The time computing the RVS method is too slow in my approach.


Solution

  • According to Wikipedia, the ppf, or percent-point function (also called the Quantile function), can be written as the inverse function of the cumulative distribution function (cdf), when the cdf increases monotonically.

    From the figure shown in the question, the cdf of my custom distribution function does, indeed, increase monotonically - as is expected, since the cdf's of Gaussian and uniform distributions do so too.

    The ppf of the general normal distribution can be found in this Wikipedia page under "Quartile function". And the ppf of a uniform function defined between a and b can be calculated simply as p*(b-a)+a, where p is the desired probability.
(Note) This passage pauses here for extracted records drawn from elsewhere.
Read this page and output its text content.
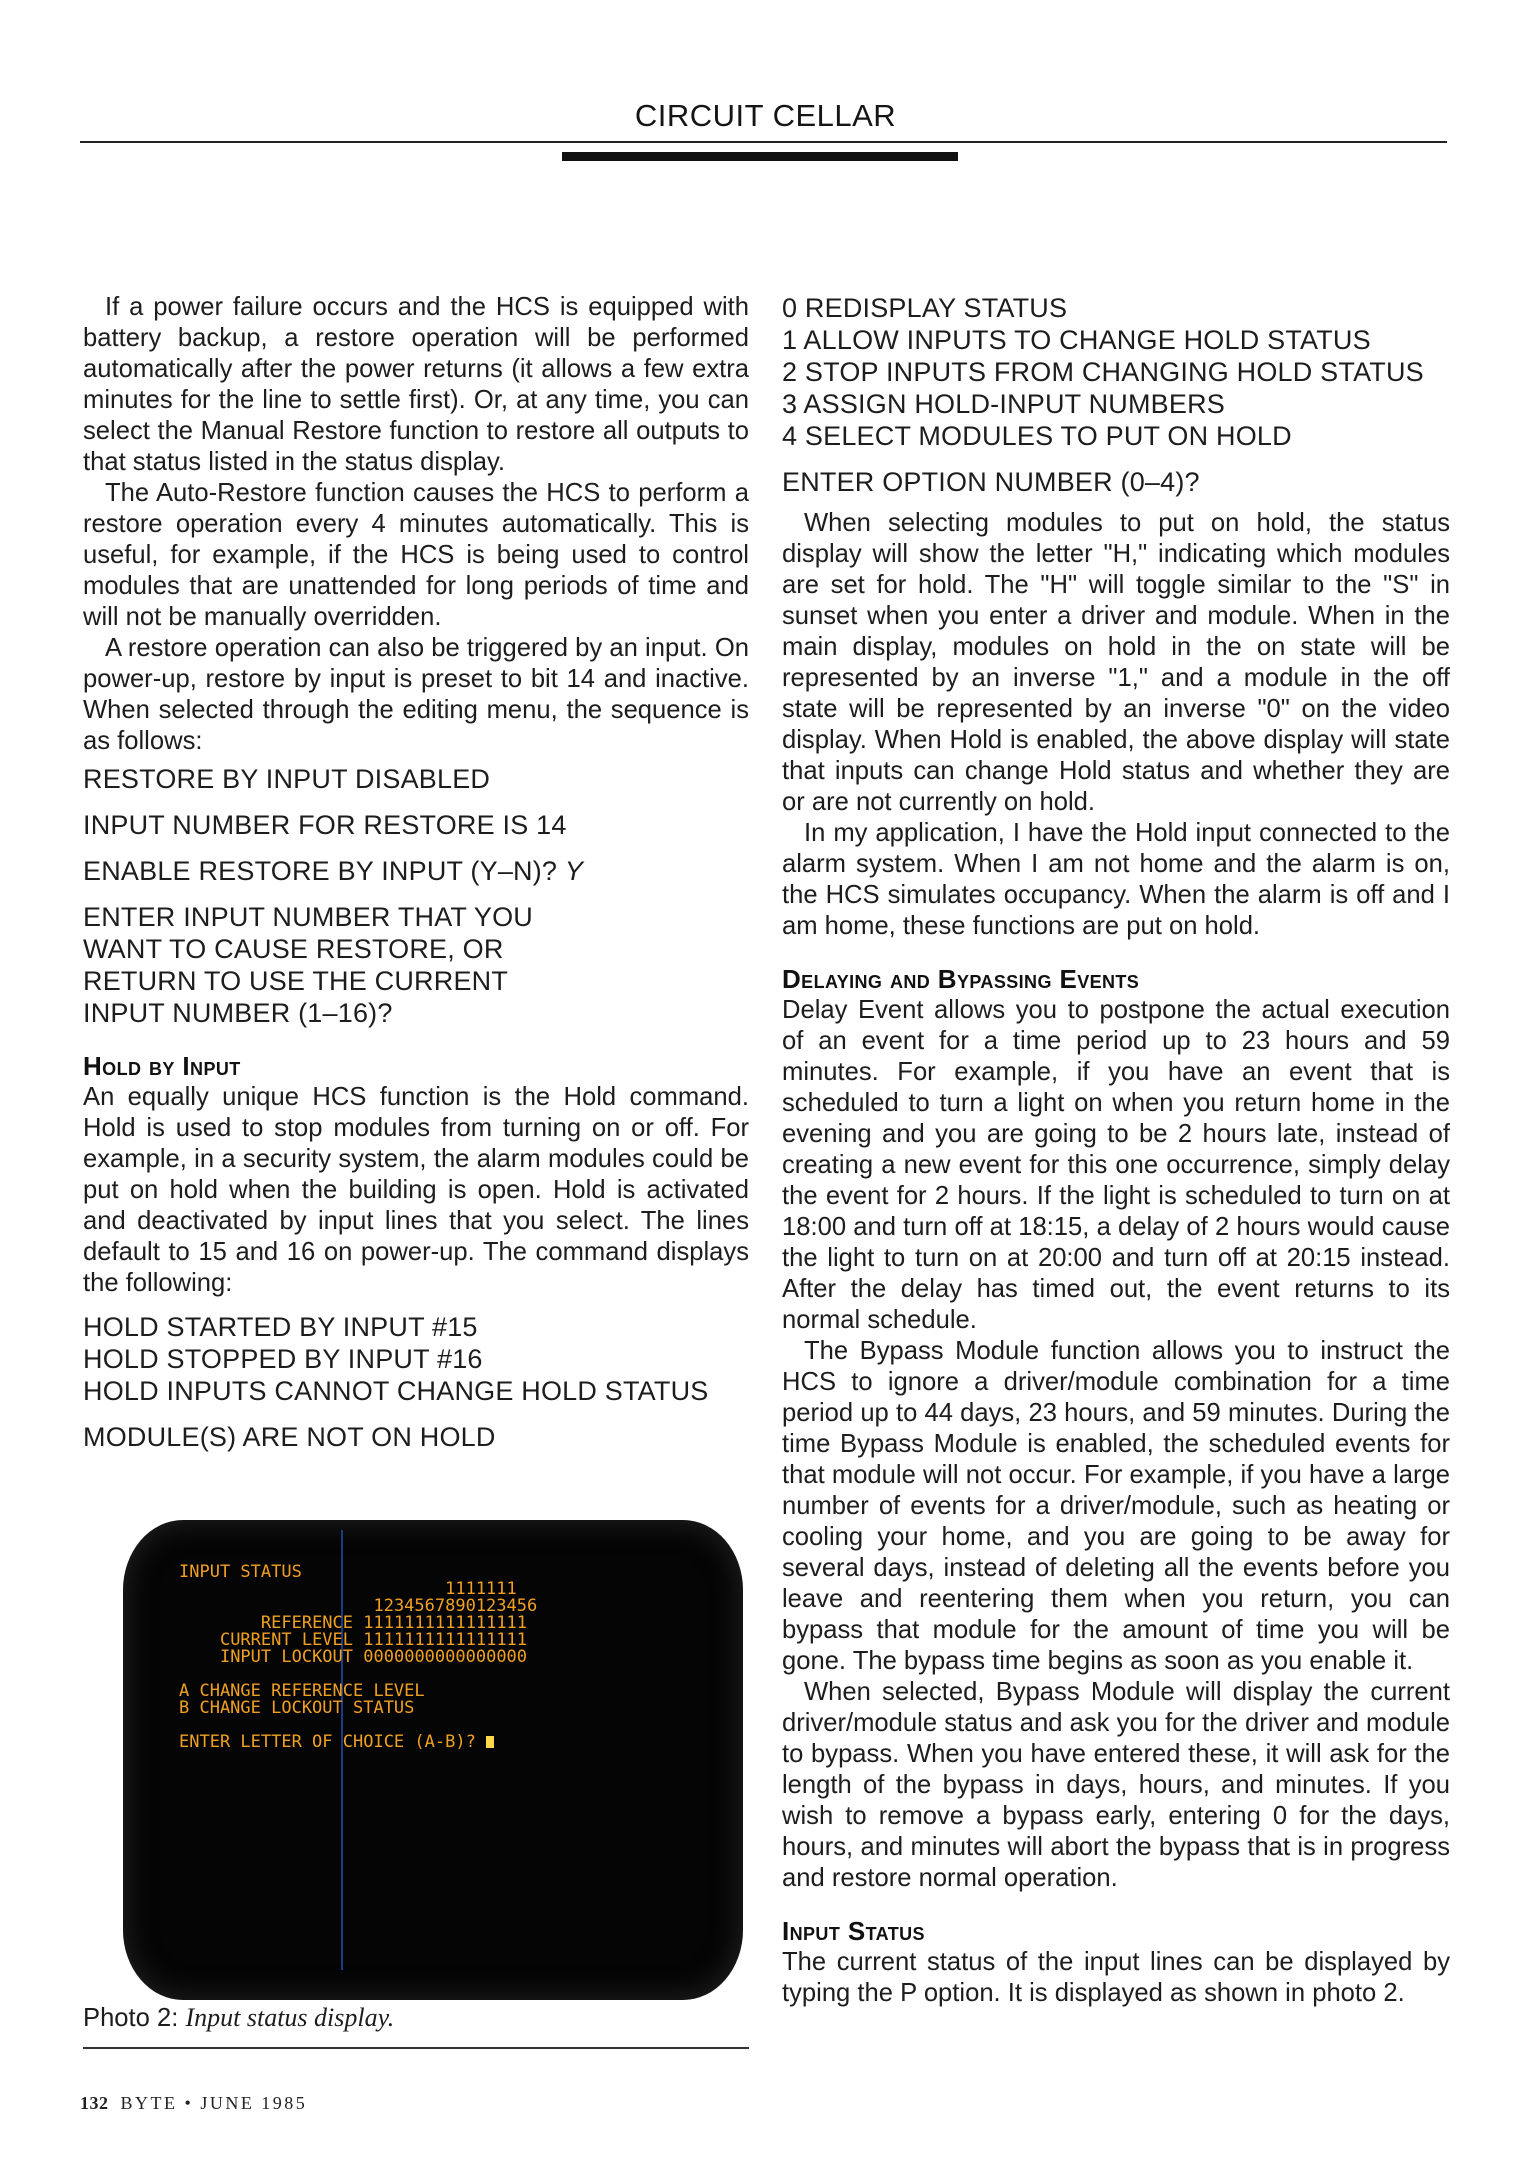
CIRCUIT CELLAR

If a power failure occurs and the HCS is equipped with battery backup, a restore operation will be performed automatically after the power returns (it allows a few extra minutes for the line to settle first). Or, at any time, you can select the Manual Restore function to restore all outputs to that status listed in the status display.

The Auto-Restore function causes the HCS to perform a restore operation every 4 minutes automatically. This is useful, for example, if the HCS is being used to control modules that are unattended for long periods of time and will not be manually overridden.

A restore operation can also be triggered by an input. On power-up, restore by input is preset to bit 14 and inactive. When selected through the editing menu, the sequence is as follows:

RESTORE BY INPUT DISABLED
INPUT NUMBER FOR RESTORE IS 14
ENABLE RESTORE BY INPUT (Y–N)? Y
ENTER INPUT NUMBER THAT YOU
WANT TO CAUSE RESTORE, OR
RETURN TO USE THE CURRENT
INPUT NUMBER (1–16)?

Hold by Input

An equally unique HCS function is the Hold command. Hold is used to stop modules from turning on or off. For example, in a security system, the alarm modules could be put on hold when the building is open. Hold is activated and deactivated by input lines that you select. The lines default to 15 and 16 on power-up. The command displays the following:

HOLD STARTED BY INPUT #15
HOLD STOPPED BY INPUT #16
HOLD INPUTS CANNOT CHANGE HOLD STATUS
MODULE(S) ARE NOT ON HOLD
INPUT STATUS
1111111
1234567890123456
REFERENCE 1111111111111111
CURRENT LEVEL 1111111111111111
INPUT LOCKOUT 0000000000000000

A CHANGE REFERENCE LEVEL
B CHANGE LOCKOUT STATUS

ENTER LETTER OF CHOICE (A-B)?
Photo 2: Input status display.
0 REDISPLAY STATUS
1 ALLOW INPUTS TO CHANGE HOLD STATUS
2 STOP INPUTS FROM CHANGING HOLD STATUS
3 ASSIGN HOLD-INPUT NUMBERS
4 SELECT MODULES TO PUT ON HOLD
ENTER OPTION NUMBER (0–4)?

When selecting modules to put on hold, the status display will show the letter "H," indicating which modules are set for hold. The "H" will toggle similar to the "S" in sunset when you enter a driver and module. When in the main display, modules on hold in the on state will be represented by an inverse "1," and a module in the off state will be represented by an inverse "0" on the video display. When Hold is enabled, the above display will state that inputs can change Hold status and whether they are or are not currently on hold.

In my application, I have the Hold input connected to the alarm system. When I am not home and the alarm is on, the HCS simulates occupancy. When the alarm is off and I am home, these functions are put on hold.

Delaying and Bypassing Events

Delay Event allows you to postpone the actual execution of an event for a time period up to 23 hours and 59 minutes. For example, if you have an event that is scheduled to turn a light on when you return home in the evening and you are going to be 2 hours late, instead of creating a new event for this one occurrence, simply delay the event for 2 hours. If the light is scheduled to turn on at 18:00 and turn off at 18:15, a delay of 2 hours would cause the light to turn on at 20:00 and turn off at 20:15 instead. After the delay has timed out, the event returns to its normal schedule.

The Bypass Module function allows you to instruct the HCS to ignore a driver/module combination for a time period up to 44 days, 23 hours, and 59 minutes. During the time Bypass Module is enabled, the scheduled events for that module will not occur. For example, if you have a large number of events for a driver/module, such as heating or cooling your home, and you are going to be away for several days, instead of deleting all the events before you leave and reentering them when you return, you can bypass that module for the amount of time you will be gone. The bypass time begins as soon as you enable it.

When selected, Bypass Module will display the current driver/module status and ask you for the driver and module to bypass. When you have entered these, it will ask for the length of the bypass in days, hours, and minutes. If you wish to remove a bypass early, entering 0 for the days, hours, and minutes will abort the bypass that is in progress and restore normal operation.

Input Status

The current status of the input lines can be displayed by typing the P option. It is displayed as shown in photo 2.

132 BYTE • JUNE 1985
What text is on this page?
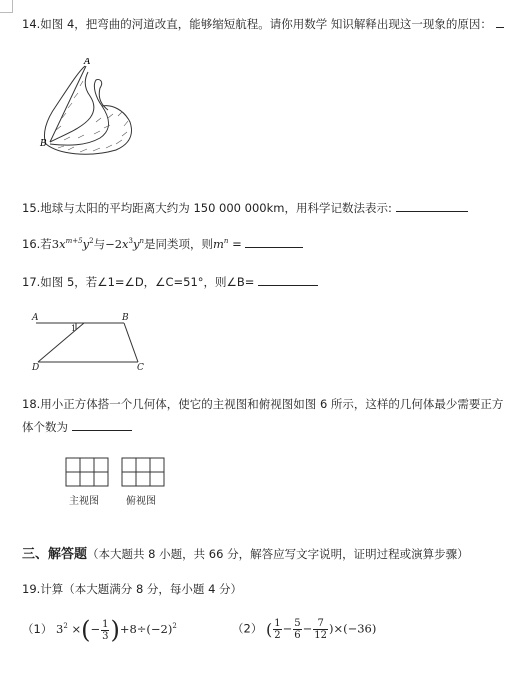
14.如图 4，把弯曲的河道改直，能够缩短航程。请你用数学 知识解释出现这一现象的原因：
A
B
15.地球与太阳的平均距离大约为 150 000 000km，用科学记数法表示:
16.若3xm+5y2与−2x3yn是同类项，则mn =
17.如图 5，若∠1=∠D，∠C=51°，则∠B=
A	B
D	C
1
18.用小正方体搭一个几何体，使它的主视图和俯视图如图 6 所示，这样的几何体最少需要正方
体个数为
主视图	俯视图
三、解答题（本大题共 8 小题，共 66 分，解答应写文字说明，证明过程或演算步骤）
19.计算（本大题满分 8 分，每小题 4 分）
（1） 32 ×(− $\frac{1}{3} )+8\div(-2)2$	（2） ( $\frac{1}{2} - \frac{5}{6} - \frac{7}{12} )\times(-36)$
    But the inverse function of the sum of two functions, cannot (in general) be trivially written as a function of the inverses! See this Mathematics Exchange post for more information.

    Therefore, the partial "solution" I have found thus far is to save an array containing the cdf of my custom distribution when instantiating an object and then finding the ppf (i.e. the inverse function of the cdf) via 1D interpolation, which only works as long as the cdf is indeed a monotonically increasing function.

    NOTE 1: I still haven't fixed the bound's check issue mentioned by Peter O.

    NOTE 2: The proposed solution is unviable if an ndarray of loc's were given, because of the lack of a closed-form expression for the Quartile function. Therefore, the original question is still open.

    The working code is now:

    import numpy as np
    from scipy.stats import rv_continuous
    import scipy.special as sc
    import matplotlib.pyplot as plt
    import time
    
    
    # The class definition
    class custom_distr(rv_continuous):
        def __init__(self, my_loc=0.5, my_scale=0.5, a=0.0, b=1.0,
                     init_ppf=1000, *args, **kwargs):
            super(custom_distr, self).__init__(a, b, *args, **kwargs)
            self.a = a
            self.b = b
            self.my_loc = my_loc
            self.my_scale = my_scale
            self.x = np.linspace(a, b, init_ppf)
            self.cdf_arr = self._cdf(self.x)
    
        def _pdf(self, x):
            # uniform distribution
            aux = 1/(self.b-self.a)
            # gaussian distribution
            aux += 1/np.sqrt(2*np.pi)/self.my_scale * \
                     np.exp(-0.5*((x-self.my_loc)/self.my_scale)**2)
            return aux/2  # divide by 2?
    
        def _cdf(self, x):
            # uniform distribution
            aux = (x-self.a)/(self.b-self.a)
            # gaussian distribution
            aux += 0.5*(1+sc.erf((x-self.my_loc)/(self.my_scale*np.sqrt(2))))
            return aux/2  # divide by 2?
    
        def _ppf(self, p):
            if np.any((p<0.0) | (p>1.0)):
                raise RuntimeError("Quantile function accepts only values between 0 and 1")
            return np.interp(p, self.cdf_arr, self.x)
    
    
    # Testing the class
    if __name__ == "__main__":
        a = 1.0
        b = 3.0
        my_loc = 1.5
        my_scale = 0.02
    
        my_cust_distr = custom_distr(name="my_dist", a=a, b=b,
                                     my_loc=my_loc, my_scale=my_scale)
    
        x = np.linspace(a, b, 10000)
    
        start_t = time.time()
        the_pdf = my_cust_distr.pdf(x)
        print("PDF calc time: {:4.4f}".format(time.time()-start_t))
        plt.plot(x, the_pdf, label='pdf')
    
        start_t = time.time()
        the_cdf = my_cust_distr.cdf(x)
        print("CDF calc time: {:4.4f}".format(time.time()-start_t))
        plt.plot(x, the_cdf, 'r', alpha=0.8, label='cdf')
    
        start_t = time.time()
        r = my_cust_distr.rvs(size=10000)
        print("RVS calc time: {:4.4f}".format(time.time()-start_t))
    
        plt.hist(r, density=True, histtype='stepfilled', alpha=0.3, bins=100)
    
        plt.ylim([0.0, the_pdf.max()])
        # plt.xlim([a, b])
        plt.grid(which='both')
        plt.legend()
    
        print("Maximum of CDF is: {:2.1f}".format(the_cdf[-1]))
    
        plt.show()
    

    The resulting image is: Generated image

    And the output is:

    PDF calc time: 0.0010
    CDF calc time: 0.0010
    RVS calc time: 0.0010
    Maximum of CDF is: 1.0
    

    The code is faster than before, at the cost of using a bit more memory.